In the late 1950s, he invented tân châm (renew acupuncture), which is a acupuncture technique using longer and bigger needles than traditional acupuncture technique. The traditional one uses 1 to 5 centimeters length needles while the renew one uses 30 to 50 centimeters length needles that are needed for deep acupuncture points to create huge impact and shorten treatment time.

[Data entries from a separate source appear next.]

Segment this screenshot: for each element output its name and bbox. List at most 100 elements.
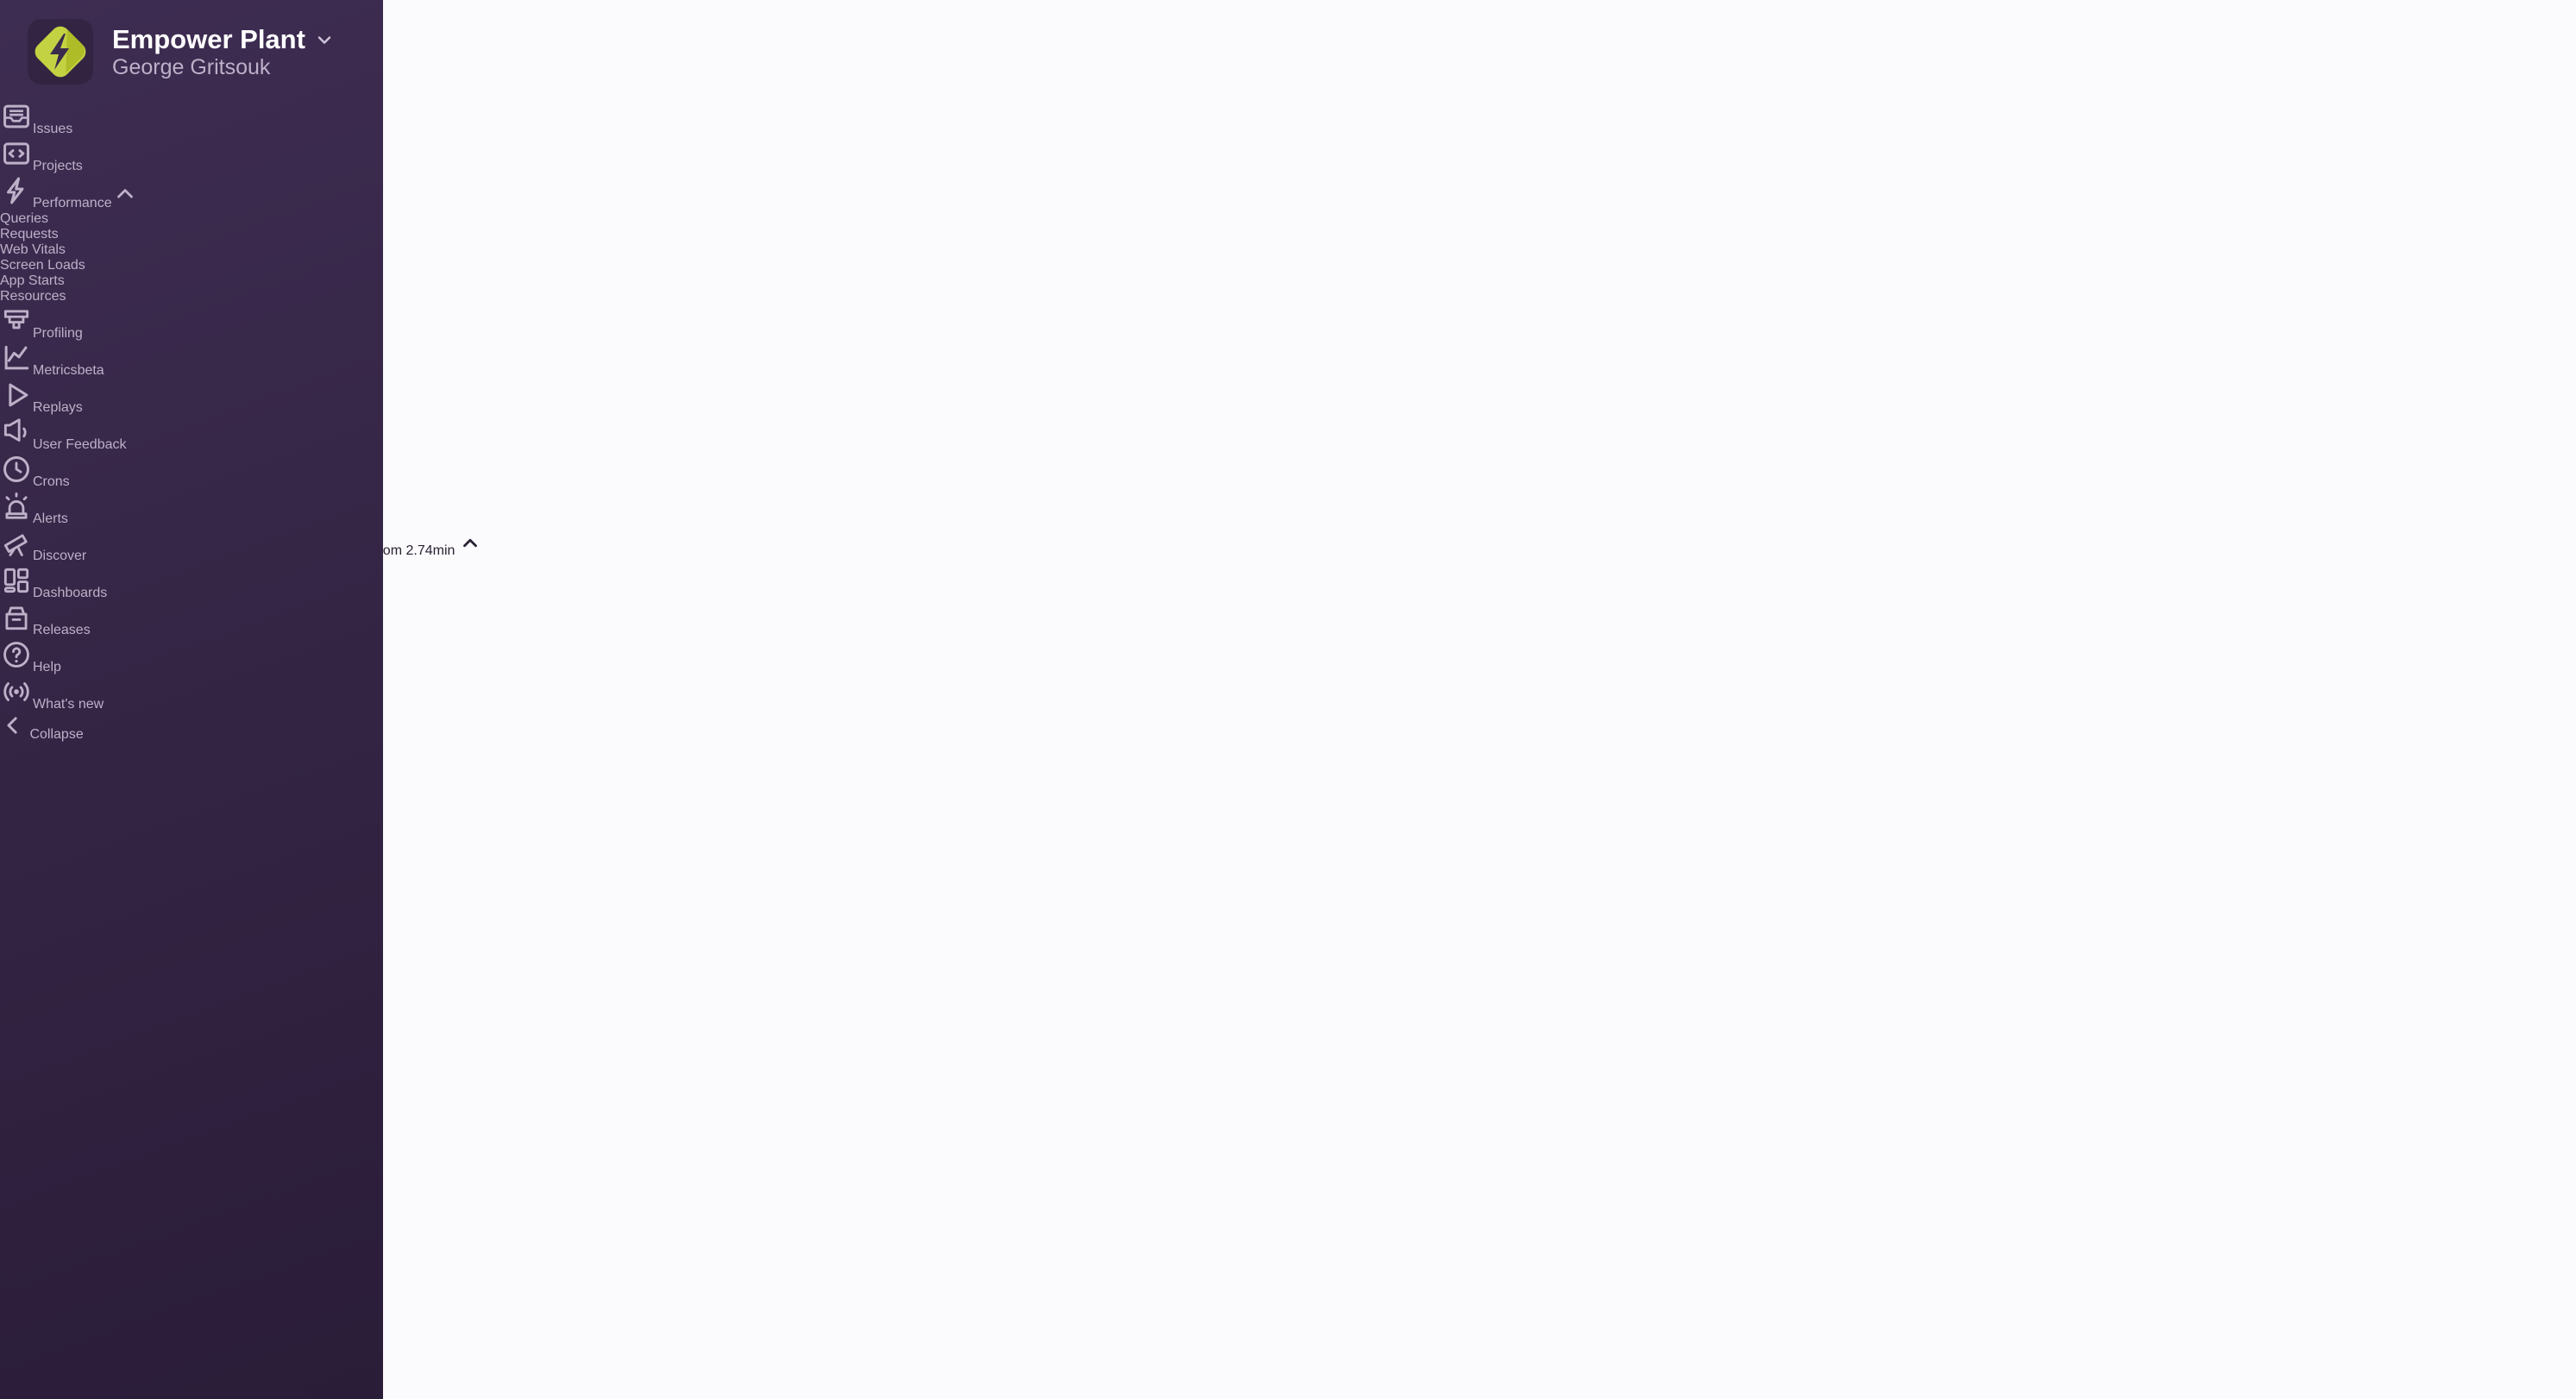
sidebar-item-label: Queries: [0, 211, 49, 226]
sidebar-item-label: What's new: [33, 697, 104, 712]
org-text: Empower Plant George Gritsouk: [112, 24, 335, 80]
dashboards-icon: [0, 568, 33, 600]
sidebar-item-projects[interactable]: Projects: [0, 137, 383, 174]
widgets-row-2: Transactions Per Minute 81.122 Compared …: [0, 668, 2576, 1074]
domain-accordion-row: application-monitoring-ruby-dot-sales-en…: [0, 532, 2576, 559]
sidebar-collapse[interactable]: Collapse: [0, 712, 383, 743]
y-tick-label: 500ms: [0, 981, 2576, 996]
y-axis: 150120906030: [0, 725, 2576, 803]
projects-icon: [0, 142, 33, 173]
transactions-table: TransactionProjectOperationHTTP MethodTP…: [0, 1074, 2576, 1399]
sidebar-item-label: Issues: [33, 122, 73, 136]
p50-title-dropdown[interactable]: p50 Duration: [0, 923, 2576, 950]
operation-cell: http.server: [0, 1373, 2576, 1389]
sidebar-item-dashboards[interactable]: Dashboards: [0, 564, 383, 601]
domains-chart: 25ms20ms15ms10ms5ms0: [0, 559, 2576, 668]
column-header-operation[interactable]: Operation: [0, 1139, 2576, 1154]
y-tick-label: 100ms: [0, 1043, 2576, 1058]
org-switcher[interactable]: Empower Plant George Gritsouk: [0, 0, 383, 100]
date-range-filter[interactable]: 24H: [0, 190, 2576, 222]
project-filter[interactable]: flask: [0, 131, 2576, 158]
sidebar-item-label: Alerts: [33, 511, 68, 526]
sidebar-item-discover[interactable]: Discover: [0, 527, 383, 564]
clock-icon: [0, 456, 33, 489]
y-tick-label: 5ms: [0, 400, 2576, 416]
sidebar-item-whats-new[interactable]: What's new: [0, 675, 383, 712]
sidebar-item-label: Metrics: [33, 363, 78, 378]
sidebar-item-label: Screen Loads: [0, 258, 85, 273]
column-header-tpm[interactable]: TPM: [0, 1170, 2576, 1206]
y-tick-label: 150: [0, 725, 2576, 741]
y-axis: 25ms20ms15ms10ms5ms0: [0, 559, 2576, 652]
sidebar-item-label: App Starts: [0, 273, 65, 288]
star-column-header[interactable]: [0, 1074, 2576, 1107]
tab-frontend[interactable]: Frontend: [0, 85, 2576, 100]
column-header-user-misery[interactable]: User Misery: [0, 1283, 2576, 1299]
sidebar-item-issues[interactable]: Issues: [0, 100, 383, 137]
domains-title-dropdown[interactable]: Most Time-Consuming Domains new: [0, 474, 2576, 500]
chevron-left-icon: [0, 717, 29, 742]
search-container: [0, 222, 2576, 254]
sidebar-item-label: Projects: [33, 159, 83, 173]
tab-backend[interactable]: Backend: [0, 100, 2576, 116]
org-name: Empower Plant: [112, 23, 305, 54]
sidebar-item-user-feedback[interactable]: User Feedback: [0, 416, 383, 453]
telescope-icon: [0, 534, 33, 563]
sidebar-item-requests[interactable]: Requests: [0, 227, 383, 242]
transactions-per-minute-widget: Transactions Per Minute 81.122 Compared …: [0, 668, 2576, 819]
sidebar-item-screen-loads[interactable]: Screen Loads: [0, 258, 383, 273]
issues-icon: [0, 104, 33, 136]
profiling-icon: [0, 310, 33, 341]
y-tick-label: 10ms: [0, 385, 2576, 400]
failure-rate-title-dropdown[interactable]: Failure Rate: [0, 819, 2576, 845]
column-header-apdex[interactable]: Apdex: [0, 1252, 2576, 1268]
failure-rate-widget: Failure Rate 1% Compared to last 24h 100…: [0, 819, 2576, 923]
sidebar-item-resources[interactable]: Resources: [0, 289, 383, 304]
y-tick-label: 25ms: [0, 559, 2576, 574]
column-header-project[interactable]: Project: [0, 1123, 2576, 1139]
slow-http-ops-title-dropdown[interactable]: Slow HTTP Ops: [0, 254, 2576, 280]
megaphone-icon: [0, 418, 33, 452]
environment-filter[interactable]: All Envs: [0, 158, 2576, 190]
table-row: product_infoflaskhttp.serverGET65.3/min5…: [0, 1299, 2576, 1399]
page-title: Performance: [0, 0, 2576, 32]
sidebar-item-releases[interactable]: Releases: [0, 601, 383, 638]
sidebar-item-web-vitals[interactable]: Web Vitals: [0, 242, 383, 258]
sidebar-item-label: User Feedback: [33, 437, 127, 452]
column-header-p50[interactable]: P50: [0, 1206, 2576, 1221]
page-filter-group: flask All Envs 24H: [0, 131, 2576, 222]
sidebar-item-label: Profiling: [33, 326, 83, 341]
filter-bar: flask All Envs 24H: [0, 131, 2576, 254]
metrics-icon: [0, 345, 33, 378]
transaction-accordion-row: products 17ms: [0, 296, 2576, 323]
beta-badge: beta: [77, 363, 104, 378]
y-tick-label: 5ms: [0, 621, 2576, 637]
org-avatar: [28, 19, 93, 85]
column-header-p95[interactable]: P95: [0, 1221, 2576, 1237]
column-header-http-method[interactable]: HTTP Method: [0, 1154, 2576, 1170]
table-header: TransactionProjectOperationHTTP MethodTP…: [0, 1074, 2576, 1299]
domain-time-value[interactable]: 2.74min: [405, 543, 456, 558]
table-body: product_infoflaskhttp.serverGET65.3/min5…: [0, 1299, 2576, 1399]
column-header-users[interactable]: Users: [0, 1268, 2576, 1283]
tab-all-transactions[interactable]: All Transactions: [0, 69, 2576, 85]
sidebar-item-alerts[interactable]: Alerts: [0, 490, 383, 527]
tab-mobile[interactable]: Mobile: [0, 116, 2576, 131]
column-header-transaction[interactable]: Transaction: [0, 1107, 2576, 1123]
sidebar-item-help[interactable]: Help: [0, 638, 383, 675]
sidebar-item-app-starts[interactable]: App Starts: [0, 273, 383, 289]
sidebar-item-replays[interactable]: Replays: [0, 379, 383, 416]
column-header-failure-rate[interactable]: Failure Rate: [0, 1237, 2576, 1252]
sidebar-item-label: Resources: [0, 289, 66, 304]
tpm-title-dropdown[interactable]: Transactions Per Minute: [0, 668, 2576, 694]
releases-icon: [0, 606, 33, 637]
sidebar-item-metrics[interactable]: Metricsbeta: [0, 342, 383, 379]
y-tick-label: 100%: [0, 876, 2576, 892]
sidebar-item-performance[interactable]: Performance: [0, 174, 383, 211]
sidebar-item-profiling[interactable]: Profiling: [0, 304, 383, 342]
sidebar-item-queries[interactable]: Queries: [0, 211, 383, 227]
collapse-button[interactable]: [459, 538, 481, 558]
widget-subtitle: Compared to last 24h: [0, 965, 2576, 981]
sidebar: Empower Plant George Gritsouk Issues Proj…: [0, 0, 383, 1399]
sidebar-item-crons[interactable]: Crons: [0, 453, 383, 490]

His electroacupuncture technique to relieve pain on surgery was performed in over 100,000 surgeries including 60 different types of surgery with the cure rate of 98.3%. At the ICMART Xi World Medical Acupuncture Congress which took place on 4 October 2004 in Sydney, Australia, the drug addiction treatment acupuncture technique was the first one of 280 research papers that was welcomed warmly. The Chinese delegate also recognized the success of the work. The work was then accepted by Ministry of Health of Vietnam and he directly applied the procedures in training courses in 21 provinces and was continuing to be deployed on a large scale.

Professor Thu was rewarded with many titles by Party and state such as People's Physician (1995), 1st class Labor Order (1999), Hero of Labor (2000), etc.

On 8 March 2006, Professor Thu was awarded an honorary doctorate by Autonomous University of Zacatecas (UAZ), to recognize the professor's contributions to the development of local acupuncture therapeutic services in Zacatecas state, Mexico.